REPUBLIQUE DE MADAGASCAR
AU NOM DU PEUPLE MALAGASY
La Cour Suprême, Cour de Cassation, Chambre Civile Commerciale et Sociale, en son audience ordinaire tenue au Palais de Justice à Anosy du vendredi cinq février deux mille dix, a rendu l'arrêt suivant :
LA COUR
Après en avoir délibéré conformément à la loi :
Statuant sur le pourvoi de R. L. A. Z., domiciliée à (adresse) Farafangana, ayant pour conseil Maître Ralison Manandrahona, avocat, contre l'arrêt n°059 du 13 avril 2005 de la Chambre Civile de la Cour d'Appel de Fianarantsoa rendu dans le litige l'opposant aux époux R. C. R. J. A. ;
Vu les mémoires en demande et en défense ;
Sur le premier moyen de cassation pris de la violation de l'article 26 3º de la loi organique n°2004-036 du 1er octobre 2004 relative à la Cour Suprême pour excès de pouvoir et ainsi libellé : « en ce que les Juges d'appel ont dénaturé les faits de la cause à eux soumis alors qu'il n'y avait aucun contrat écrit permettant de fixer la date d'échéance ;
Que ce sont les époux R. C./R. qui ont les premiers, pris l'initiative de rompre le contrat ou plus exactement forcé R. L. à prendre une décision, à travers l'ordonnance sur requête d'expulsion et que ce sont toujours eux qui ont attrait leur contractant devant le tribunal de Farafangana pour une éventuelle résolution judiciaire ;
Qu'il y a interversion des actions et de la chronologie des faits ;
Que les juges d'appel ont ainsi fait une mauvaise compréhension de la cause et la dénaturé ; »

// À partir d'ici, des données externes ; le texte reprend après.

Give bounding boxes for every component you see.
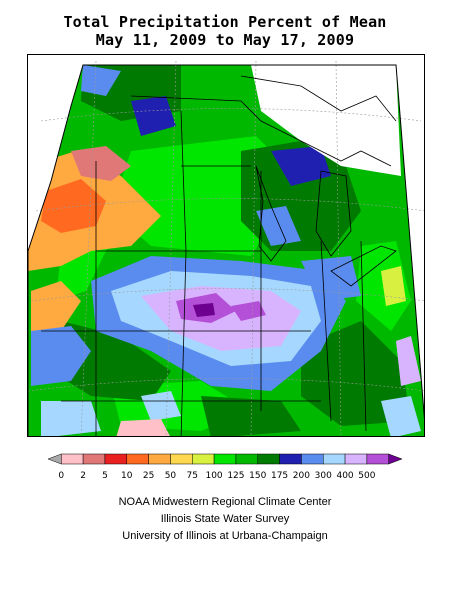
legend-swatch <box>82 453 106 465</box>
legend-swatch <box>213 453 237 465</box>
legend-arrow-high <box>388 453 403 465</box>
graticule-line <box>30 288 424 302</box>
contour-pink-northwest <box>71 146 131 181</box>
legend-swatch <box>257 453 280 465</box>
contour-purple-central-east <box>231 301 266 321</box>
legend-label: 50 <box>165 471 177 481</box>
contour-light-blue-southwest <box>41 401 101 436</box>
legend-label: 150 <box>249 471 266 481</box>
state-boundaries <box>41 110 367 436</box>
map-canvas <box>28 60 424 436</box>
legend-swatch <box>279 453 302 465</box>
legend-label: 200 <box>293 471 310 481</box>
coastlines <box>130 75 397 287</box>
legend-label: 75 <box>187 471 198 481</box>
legend-swatch <box>148 453 171 465</box>
graticule-line <box>250 60 257 436</box>
coast-line <box>130 95 392 167</box>
map-title: Total Precipitation Percent of Mean <box>63 13 387 31</box>
legend-label: 5 <box>102 471 108 481</box>
legend-swatch <box>366 453 389 465</box>
map-date-range: May 11, 2009 to May 17, 2009 <box>95 31 355 49</box>
contour-light-blue-south <box>141 391 181 421</box>
legend-label: 0 <box>58 471 64 481</box>
legend-swatch <box>61 453 84 465</box>
legend-swatch <box>192 453 215 465</box>
legend-label: 175 <box>271 471 288 481</box>
state-line <box>320 240 332 422</box>
graticule-line <box>335 60 342 436</box>
great-lakes-canada-area <box>251 65 401 176</box>
color-legend: 0 2 5 10 25 50 75 100 125 150 175 200 300 400 500 <box>0 448 450 484</box>
lake-huron <box>315 170 352 257</box>
precipitation-map <box>27 54 425 437</box>
graticule-line <box>165 60 177 436</box>
legend-label: 25 <box>143 471 154 481</box>
lake-erie <box>330 245 397 287</box>
graticule-line <box>80 60 97 436</box>
contour-dark-orange-west <box>41 179 106 233</box>
legend-swatch <box>104 453 128 465</box>
contour-medium-blue-southwest <box>31 326 91 386</box>
legend-swatch <box>322 453 346 465</box>
legend-swatch <box>126 453 149 465</box>
legend-label: 100 <box>205 471 222 481</box>
contour-light-blue-southeast <box>381 396 421 436</box>
contour-orange-southwest <box>31 281 81 331</box>
legend-label: 300 <box>315 471 332 481</box>
graticule <box>28 60 424 436</box>
graticule-line <box>28 378 424 392</box>
contour-medium-blue-ohio <box>301 256 361 301</box>
legend-label: 2 <box>80 471 86 481</box>
state-line <box>360 240 367 432</box>
legend-label: 125 <box>227 471 244 481</box>
contour-medium-blue-michigan <box>256 206 301 246</box>
contour-pink-south <box>116 419 171 436</box>
legend-swatch <box>170 453 193 465</box>
contour-dark-blue-superior <box>271 146 331 186</box>
contour-dark-green-southeast <box>301 321 411 426</box>
contour-dark-blue-north <box>131 96 176 136</box>
canada-line <box>240 75 397 122</box>
credit-university: University of Illinois at Urbana-Champai… <box>122 530 328 542</box>
legend-swatch <box>235 453 258 465</box>
graticule-line <box>35 198 424 212</box>
legend-label: 10 <box>121 471 133 481</box>
credit-organization: NOAA Midwestern Regional Climate Center <box>118 496 332 508</box>
legend-label: 500 <box>358 471 375 481</box>
contour-medium-blue-northwest <box>81 65 121 96</box>
legend-bar: 0 2 5 10 25 50 75 100 125 150 175 200 300 400 500 <box>47 453 403 481</box>
legend-swatch <box>344 453 368 465</box>
contour-lavender-east <box>396 336 421 386</box>
region-outline <box>28 64 424 436</box>
legend-label: 400 <box>336 471 353 481</box>
contour-yellow-green-east <box>381 266 406 306</box>
credit-survey: Illinois State Water Survey <box>160 513 290 525</box>
legend-arrow-low <box>47 453 62 465</box>
lake-michigan <box>255 165 287 262</box>
contour-dark-purple-core <box>193 303 215 317</box>
legend-swatch <box>301 453 324 465</box>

Attendu que les juges du fond apprécient souverainement les circonstances des faits de la cause à eux soumises ;
Que leur appréciation à cet égard (que tente de remettre en cause le moyen) ne peut tomber sous la censure de la Cour Suprême ;
Qu'il s'ensuit que le moyen ne saurait être accueilli ;
Sur le deuxième moyen de cassation pris de la violation de l'article 167 al 1 et 4 de la loi sur la Théorie Générale des Obligations, en ce que les Juges d'appel, pour asseoir leur décision reconnaissent effectivement qu'il y a résolution d'un contrat verbal de vente d'un immeuble et que cette résolution résulte de l'accord des parties alors que réellement, pour permettre aux Juges de constater que l'acquéreur refuse de payer le reliquat, les vendeurs auraient dû le mettre en demeure de s'exécuter, mais une telle mise en demeure n'avait jamais eu lieu;
Attendu que c'est pour la première fois devant la Cour Suprême que la demanderesse discute de l'inexistence d'une mise en demeure diligentée par ses créanciers ;
Attendu que le moyen est donc nouveau et irrecevable ;
PAR CES MOTIFS
REJETTE le pourvoi ;
Condamne la demanderesse à l'amende et aux dépens.
Ainsi jugé et prononcé par la Cour Suprême, Cour de Cassation, Chambre Civile Commerciale et Sociale, en son audience publique, les jour, mois et an que dessus.
Où étaient présents :
La minute du présent arrêt a été signée par le Président, le Rapporteur et le Greffier.